There were other statements, made again and again by other Bolshevik leaders, to the effect that the attempt to gain power for a minority would be an inexcus­able adventure.

The authors of the appeal have to admit that the feeling of the working masses gradually under­went a radical change in favour of the Bolsheviks. This was shown by all the elections to municipal bodies and to the soviets after the exploding of the Kornilov-Keren­sky conspiracy ...

It may be true that “the mass of the workers played no direct part in the revolt”. This was unneces­sary: the government was in so weak a position that the small de­tachment of soviet soldiers was sufficient to dislodge it. In any case, the 2nd All-Russia Congress of Soviets, which opened the day after the outbreak of the second revolution, entirely approved of the overthrow of the provisional government and resumed full state power. It is untrue to say that “all the socialist parties protested and left the congress”. The most powerful parties at that time, with the majority behind them, the Bolshe­viks and the leftwing Social Revo­lutionaries, remained, while it was the small socialist groups, barely represented in the soviet, in a most anarchical way refusing to abide by the decisions of the majority, who left ...

Next comes the accusation of wholesale arrest of socialist lead­ers and suppression of anti-Bol­shevik papers. As a matter of fact only those socialists found plot­ting the overthrow of the people’s government were arrested; in this connection it must be remembered that the Kerensky party and the Mensheviks, when in power, had thousands of Bolsheviks imprisoned, including Trotsky and Kamenev, and compelled Lenin and Zinoviev to keep in hiding ... As to the press, all the socialist parties opposed to us have their daily or­gans - even Rech, the official or­gan of the Constitutional Democrats, is still in existence, and constantly quoted by the corre­spondents of the London pa­pers ...

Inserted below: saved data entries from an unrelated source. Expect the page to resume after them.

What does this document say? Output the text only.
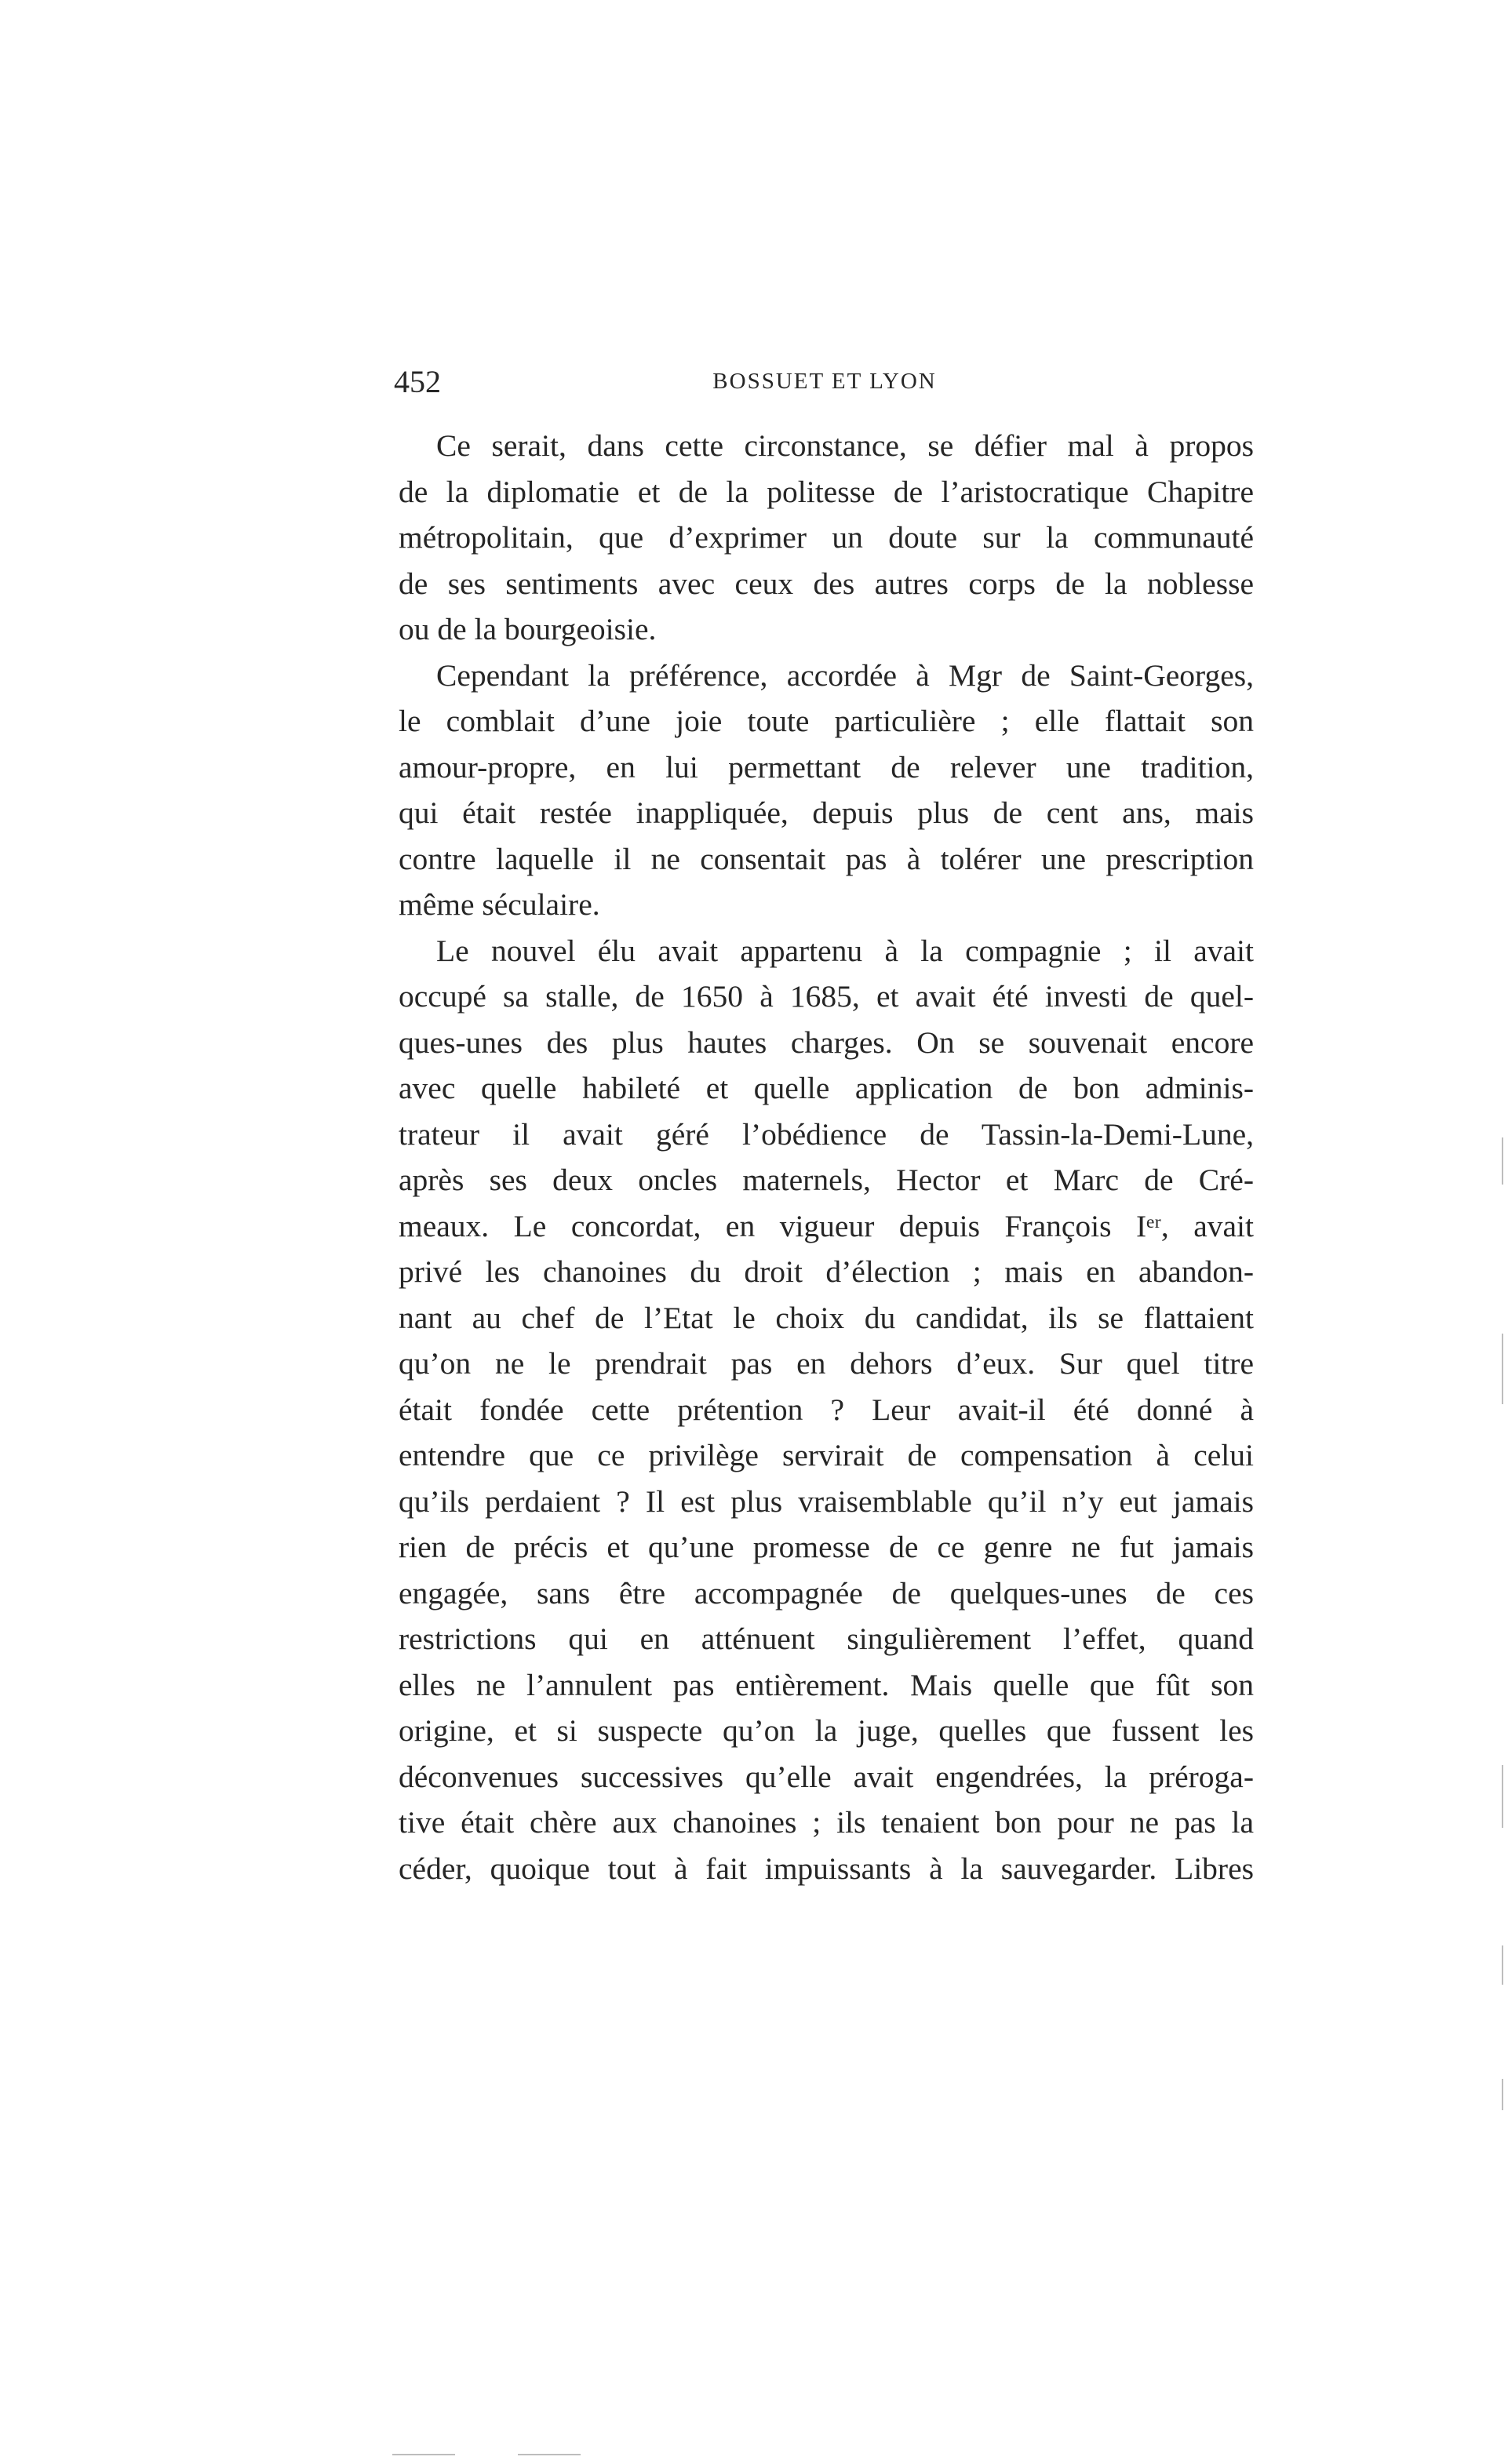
452	BOSSUET ET LYON
Ce serait, dans cette circonstance, se défier mal à propos
de la diplomatie et de la politesse de l’aristocratique Chapitre
métropolitain, que d’exprimer un doute sur la communauté
de ses sentiments avec ceux des autres corps de la noblesse
ou de la bourgeoisie.
Cependant la préférence, accordée à Mgr de Saint-Georges,
le comblait d’une joie toute particulière ; elle flattait son
amour-propre, en lui permettant de relever une tradition,
qui était restée inappliquée, depuis plus de cent ans, mais
contre laquelle il ne consentait pas à tolérer une prescription
même séculaire.
Le nouvel élu avait appartenu à la compagnie ; il avait
occupé sa stalle, de 1650 à 1685, et avait été investi de quel-
ques-unes des plus hautes charges. On se souvenait encore
avec quelle habileté et quelle application de bon adminis-
trateur il avait géré l’obédience de Tassin-la-Demi-Lune,
après ses deux oncles maternels, Hector et Marc de Cré-
meaux. Le concordat, en vigueur depuis François Iᵉʳ, avait
privé les chanoines du droit d’élection ; mais en abandon-
nant au chef de l’Etat le choix du candidat, ils se flattaient
qu’on ne le prendrait pas en dehors d’eux. Sur quel titre
était fondée cette prétention ? Leur avait-il été donné à
entendre que ce privilège servirait de compensation à celui
qu’ils perdaient ? Il est plus vraisemblable qu’il n’y eut jamais
rien de précis et qu’une promesse de ce genre ne fut jamais
engagée, sans être accompagnée de quelques-unes de ces
restrictions qui en atténuent singulièrement l’effet, quand
elles ne l’annulent pas entièrement. Mais quelle que fût son
origine, et si suspecte qu’on la juge, quelles que fussent les
déconvenues successives qu’elle avait engendrées, la préroga-
tive était chère aux chanoines ; ils tenaient bon pour ne pas la
céder, quoique tout à fait impuissants à la sauvegarder. Libres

But the authors of this appeal show their most striking audacity when they say in conclusion, “We for our part regard the unification of all social democratic elements in the working class as our task, and, further, the unification of the whole democracy ...” That is exactly what was required and what they them­selves opposed. Unification is im­possible unless the contracting parties abide by the decision of the majority. The Bolsheviks never broke the unity, never undermined the authority of the soviets, but demanded full power for the sovi­ets at a time when they themselves were in a minority.

Power to the soviets means power to a coalition of all the so­cialist parties and democratic organisations represented therein. It was one of the outstanding blun­ders of the first revolution that the Mensheviks and adherents of Ke­rensky preferred a coalition with the anti-revolutionary imperialist Constitutional Democrats to a coa­lition with the Bolsheviks ...

The unification of democracy was near its realisation again when the Bolsheviks, when in an over­whelming majority, offered to the other socialist groups a coalition government on the basis of pro­portional representation. Unifica­tion was made impossible when these minority groups in their po­litical stupidity and blindness met the proposal with a counter-pro­posal for the exclusion of the Bol­sheviks (the majority party!) from the coalition.